Physics

This course is intended for students who wish to acquire a deep understanding of systems of many particles. The course considers the fundamentals of thermodynamics and statistical mechanics and is a prerequisite to advanced statistical mechanics. It covers topics including: the laws of thermodynamics, thermodynamic functions, ideal gases, and heat engines; microcanonical ensemble, canonical ensemble, Boltzmann distribution, and partition function; and an introduction to quantum gases.

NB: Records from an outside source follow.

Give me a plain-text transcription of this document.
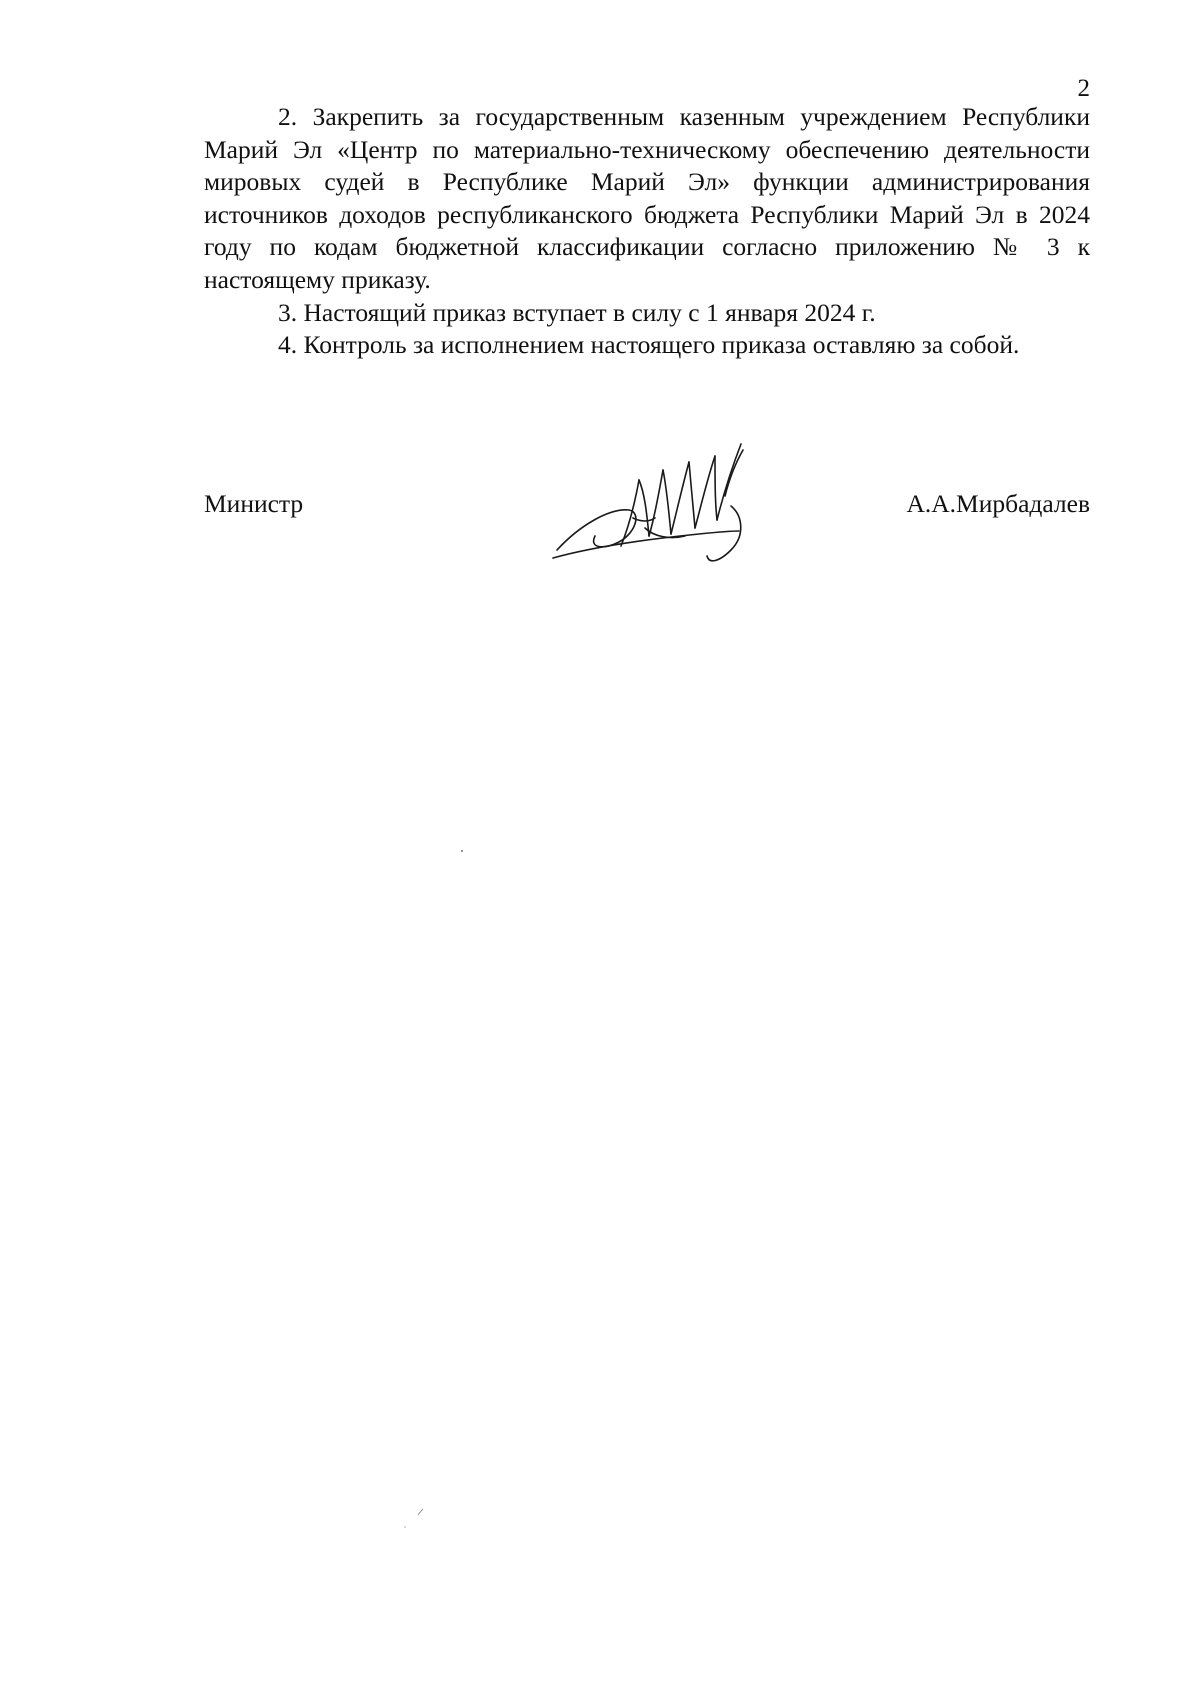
2

2. Закрепить за государственным казенным учреждением Республики Марий Эл «Центр по материально-техническому обеспечению деятельности мировых судей в Республике Марий Эл» функции администрирования источников доходов республиканского бюджета Республики Марий Эл в 2024 году по кодам бюджетной классификации согласно приложению № 3 к настоящему приказу.

3. Настоящий приказ вступает в силу с 1 января 2024 г.

4. Контроль за исполнением настоящего приказа оставляю за собой.

Министр	А.А.Мирбадалев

The course comprises basic parts from rigid body mechanics as well as deformable body mechanics and strength of materials. In rigid body mechanics, both static and dynamic problems are treated. In statics, the equations of equilibrium are formulated from free body diagrams, and problems with concentrated as well as distributed forces are handled. The distributed forces come from applications in hydrostatics and the computation of centroids. The dynamics part of the course is based on the laws of Newton. Particle motion is described in linear and curvilinear coordinates and the equations of motion of the particle are established. Equivalent formulations based on the principles of preservation of energy and momentum are also treated. Examples of applications are taken both from daily life experiences such as climbing ladders, moving furniture, riding a bike or a rollercoaster, and technical applications from robotics and ballistics. In deformable body mechanics, the tensorial concepts of stress and strain are first defined. The relations between stress and strain, i.e. constitutive laws, for different materials are established and applications from the dimensioning of different simple construction elements (lines, rods, beams, and trusses) are treated. Important phenomena such as fatigue and fracture are also discussed.

This course offers a study of the physics and psycho-acoustics of music. Topics include: the physics of sound; generation of sound-- instruments; rhythm; pitch and intervals; musical scales; chord progressions; audio illusions and effects; room acoustics; neuromusicology.

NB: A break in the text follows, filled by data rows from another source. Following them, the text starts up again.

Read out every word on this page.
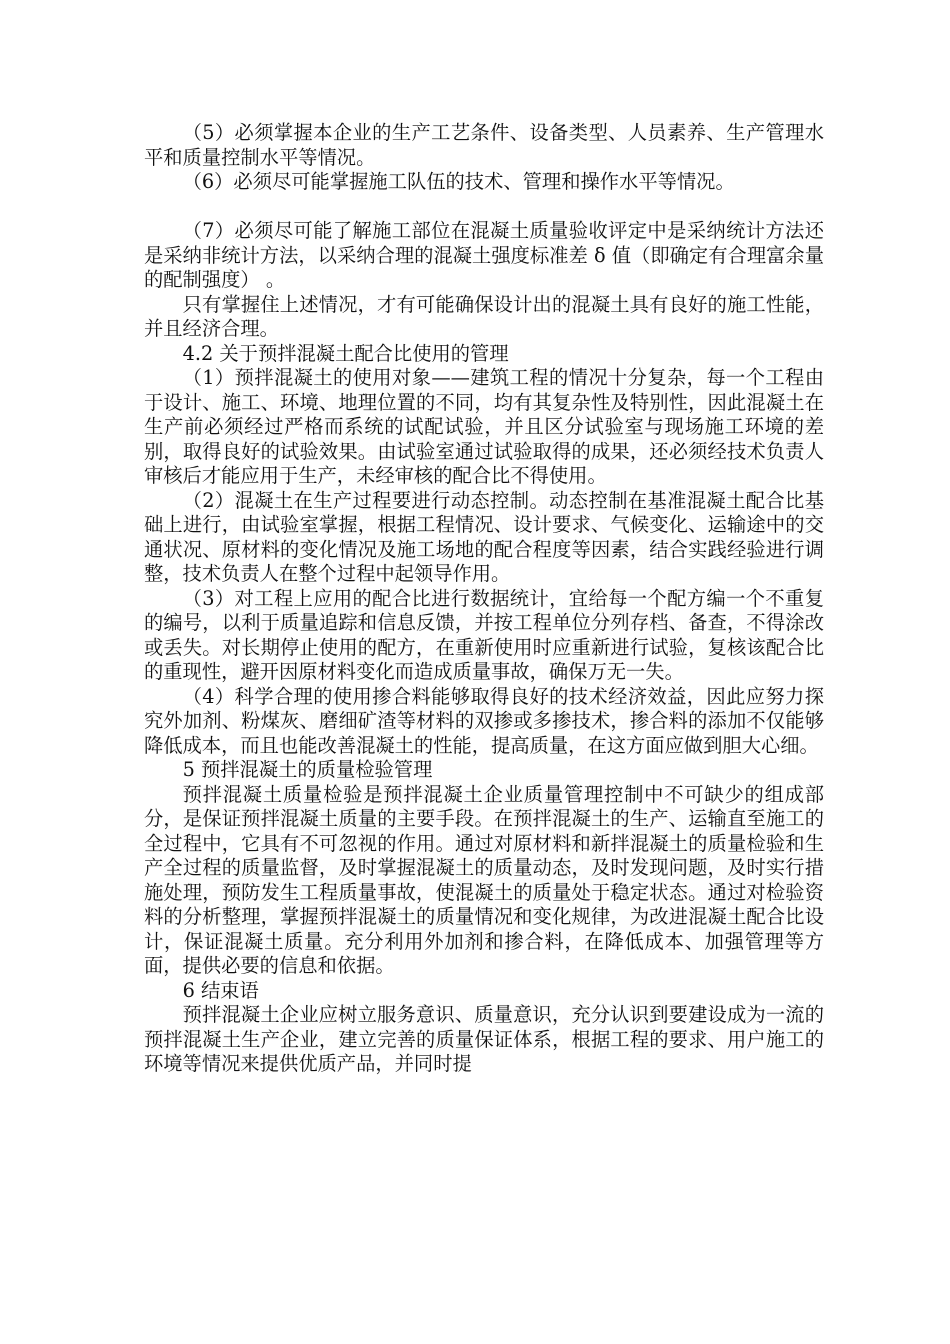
（5）必须掌握本企业的生产工艺条件、设备类型、人员素养、生产管理水平和质量控制水平等情况。

（6）必须尽可能掌握施工队伍的技术、管理和操作水平等情况。

（7）必须尽可能了解施工部位在混凝土质量验收评定中是采纳统计方法还是采纳非统计方法，以采纳合理的混凝土强度标准差 δ 值（即确定有合理富余量的配制强度） 。

只有掌握住上述情况，才有可能确保设计出的混凝土具有良好的施工性能，并且经济合理。

4.2 关于预拌混凝土配合比使用的管理

（1）预拌混凝土的使用对象——建筑工程的情况十分复杂，每一个工程由于设计、施工、环境、地理位置的不同，均有其复杂性及特别性，因此混凝土在生产前必须经过严格而系统的试配试验，并且区分试验室与现场施工环境的差别，取得良好的试验效果。由试验室通过试验取得的成果，还必须经技术负责人审核后才能应用于生产，未经审核的配合比不得使用。

（2）混凝土在生产过程要进行动态控制。动态控制在基准混凝土配合比基础上进行，由试验室掌握，根据工程情况、设计要求、气候变化、运输途中的交通状况、原材料的变化情况及施工场地的配合程度等因素，结合实践经验进行调整，技术负责人在整个过程中起领导作用。

（3）对工程上应用的配合比进行数据统计，宜给每一个配方编一个不重复的编号，以利于质量追踪和信息反馈，并按工程单位分列存档、备查，不得涂改或丢失。对长期停止使用的配方，在重新使用时应重新进行试验，复核该配合比的重现性，避开因原材料变化而造成质量事故，确保万无一失。

（4）科学合理的使用掺合料能够取得良好的技术经济效益，因此应努力探究外加剂、粉煤灰、磨细矿渣等材料的双掺或多掺技术，掺合料的添加不仅能够降低成本，而且也能改善混凝土的性能，提高质量，在这方面应做到胆大心细。

5 预拌混凝土的质量检验管理

预拌混凝土质量检验是预拌混凝土企业质量管理控制中不可缺少的组成部分，是保证预拌混凝土质量的主要手段。在预拌混凝土的生产、运输直至施工的全过程中，它具有不可忽视的作用。通过对原材料和新拌混凝土的质量检验和生产全过程的质量监督，及时掌握混凝土的质量动态，及时发现问题，及时实行措施处理，预防发生工程质量事故，使混凝土的质量处于稳定状态。通过对检验资料的分析整理，掌握预拌混凝土的质量情况和变化规律，为改进混凝土配合比设计，保证混凝土质量。充分利用外加剂和掺合料，在降低成本、加强管理等方面，提供必要的信息和依据。

6 结束语

预拌混凝土企业应树立服务意识、质量意识，充分认识到要建设成为一流的预拌混凝土生产企业，建立完善的质量保证体系，根据工程的要求、用户施工的环境等情况来提供优质产品，并同时提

Topics in this Astronomy and Geodesy course include: figure and gravity field of the earth; geometric geodesy; spatial geodesy; positional astronomy; astronomical reference systems; diurnal motion and Earth's rotation; planetary motion; time scales; stellar, galactic, and extragalactic astronomy; large-scale structure of the universe.

The course introduces some of the governing principles used to model, understand, and solve problems in optics. Students learn about light and how it interacts with different media. Topics cover wave motion, electromagnetic theory, the propagation of light, geometrical optics, superposition of waves, polarization, interference and diffraction, as well as nonlinear optics. Common applications, such as lasers, are discussed throughout.

This course gives an introduction to analytical mechanics and field theory, with an emphasis on Lagrange-Hamilton formalism and the action concept. Further, the course contains a thorough introduction to Einstein’s special relativity using four-vector formalism. This is used to give a covariant (independent of reference frame) description of mechanics and electromagnetism, including Maxwell’s equations.

This course provides individual research training for students in the Junior Year Engineering Program through the experience of belonging to a specific laboratory at Tohoku University. Students are assigned to a laboratory with the consent of the faculty member in charge. They participate in various group activities, including seminars, for the purposes of training in research methods and developing teamwork skills. The specific topic studied depends on the instructor in charge of the laboratory to which each student is assigned. The methods of assessment vary with the student's project and laboratory instructor. Students submit an abstract concerning the results of their individual research each semester and present the results near the end of this program.

This course examines advanced topics in equilibrium statistical physics. Topics include ensemble theory; theory of simple gases, ideal bose systems, ideal fermi systems; statistical mechanics of interacting systems; statistical field theory; and some topics in the theory of phase transition may be selected.

This course investigates the history of science since its birth, from the time of Galileo through the discovery of the special theory of relativity by Albert Einstein. The course focuses on how revolutionary transitions in human history always stem from scientific observations of natural phenomena followed by the leading escape from scientific absurdity by physicists like Galileo, Newton, and Einstein. 

No course prerequisites are required, and this course is open to non-science majors. 

The course consists of a research project in physics that involves the compilation of research findings, as well as processing information and data. Some projects involve independent practical research and/or numerical or theoretical calculations in a chosen topic. Individual supervision is provided by faculty member based upon an agreement with the student. The type of supervision and frequency of supervision depends on the project and its stage, and the supervisor supports the project and provides feedback during the final stage. Graded on a P/NP basis only.